Although the “Great Recession” officially ended in 2009, most Americans have stopped deleveraging only during the past few years. Still, the recent rebound has been considerable because overall household indebtedness has finally surpassed the 2008 peak of $12.68 trillion. Rising mortgage, automobile, and student loan debt have all been big drivers of this uptrend but encouragingly only 4.8 percent of the total debt outstanding was in some stage of delinquency at the end of the first quarter, unchanged from Q4 2016 and therefore matching one of the lowest readings seen during the current economic cycle.
There were also 203,000 consumers that had a bankruptcy notation added to their credit reports last quarter, 1.7 percent fewer than in Q1 2016. One thing to watch going forward, though, is the proportion of overall debt that becomes “newly delinquent.” This metric has generally been on a steady downward path during most of the recovery but in recent quarters appears to have possibly bottomed-out. Car loans have been a major factor behind this trend shift, and the share of auto debt more than 90 days overdue rose to 3.8 percent in the first quarter, the highest reading in four years.
Unsurprisingly, a growing share of banks have reportedly tightened their lending standards for automobile loans in Q1, according to the latest Senior Loan Officer Opinion survey from the Federal Reserve, the fourth consecutive quarter of net tightening for car loans. Strategists at UBS even warned recently that the way lenders predict U.S. borrowers’ ability to repay automobile loans is flawed in ways similar to those that emerged during last decade’s housing bubble.
Despite the possible change in banks’ eagerness to lend, borrowing limits have now increased for seventeen consecutive quarters. Moreover, the total number of credit card accounts in America continued to rise in Q1, and aggregate balances grew at one of the fastest rates of the expansion. Such activity can sometimes be an encouraging sign of consumers’ increased confidence in their personal finances, usually helped by a tightening labor market that is supportive of wage growth. On the other hand, Americans must be careful not to overdo it with their increased appetite for debt because a spike in leverage can often be a recessionary precursor.

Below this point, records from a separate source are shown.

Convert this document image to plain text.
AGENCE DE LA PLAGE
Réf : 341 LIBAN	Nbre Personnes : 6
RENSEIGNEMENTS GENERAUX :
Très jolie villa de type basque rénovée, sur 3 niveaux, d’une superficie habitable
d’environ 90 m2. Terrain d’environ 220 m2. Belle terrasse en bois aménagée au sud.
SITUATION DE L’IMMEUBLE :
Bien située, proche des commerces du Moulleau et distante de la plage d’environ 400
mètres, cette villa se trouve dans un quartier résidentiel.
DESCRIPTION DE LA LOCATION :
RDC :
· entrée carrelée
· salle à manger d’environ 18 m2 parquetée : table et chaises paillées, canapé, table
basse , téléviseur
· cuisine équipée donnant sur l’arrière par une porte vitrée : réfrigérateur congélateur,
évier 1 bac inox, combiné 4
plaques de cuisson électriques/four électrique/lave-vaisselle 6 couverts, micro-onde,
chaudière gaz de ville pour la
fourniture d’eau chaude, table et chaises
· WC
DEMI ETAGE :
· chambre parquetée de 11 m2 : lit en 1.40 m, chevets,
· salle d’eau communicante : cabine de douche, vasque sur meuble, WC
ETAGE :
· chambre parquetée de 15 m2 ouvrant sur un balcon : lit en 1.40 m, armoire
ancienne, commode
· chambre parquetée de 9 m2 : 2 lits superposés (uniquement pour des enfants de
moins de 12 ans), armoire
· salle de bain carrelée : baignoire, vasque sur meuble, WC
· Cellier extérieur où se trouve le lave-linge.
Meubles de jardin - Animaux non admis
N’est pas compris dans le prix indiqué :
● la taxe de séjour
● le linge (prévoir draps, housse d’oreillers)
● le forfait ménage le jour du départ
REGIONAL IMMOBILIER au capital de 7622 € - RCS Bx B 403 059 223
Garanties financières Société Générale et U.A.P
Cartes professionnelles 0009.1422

What is worse is that most borrowers likely anticipate that they will be able to eliminate all of their financial obligations in a reasonable timeframe but as we learned in an earlier report from the Financial Industry Regulatory Authority (FINRA), not even a quarter (23 percent) of surveyed retirees said that they are currently debt free. Perhaps an even better deterrent against excessive borrowing is a study by the Federal Reserve Bank of Atlanta (FRBA), which found that worsening creditworthiness and increases in severely delinquent debt lead to increases in individual mortality risk.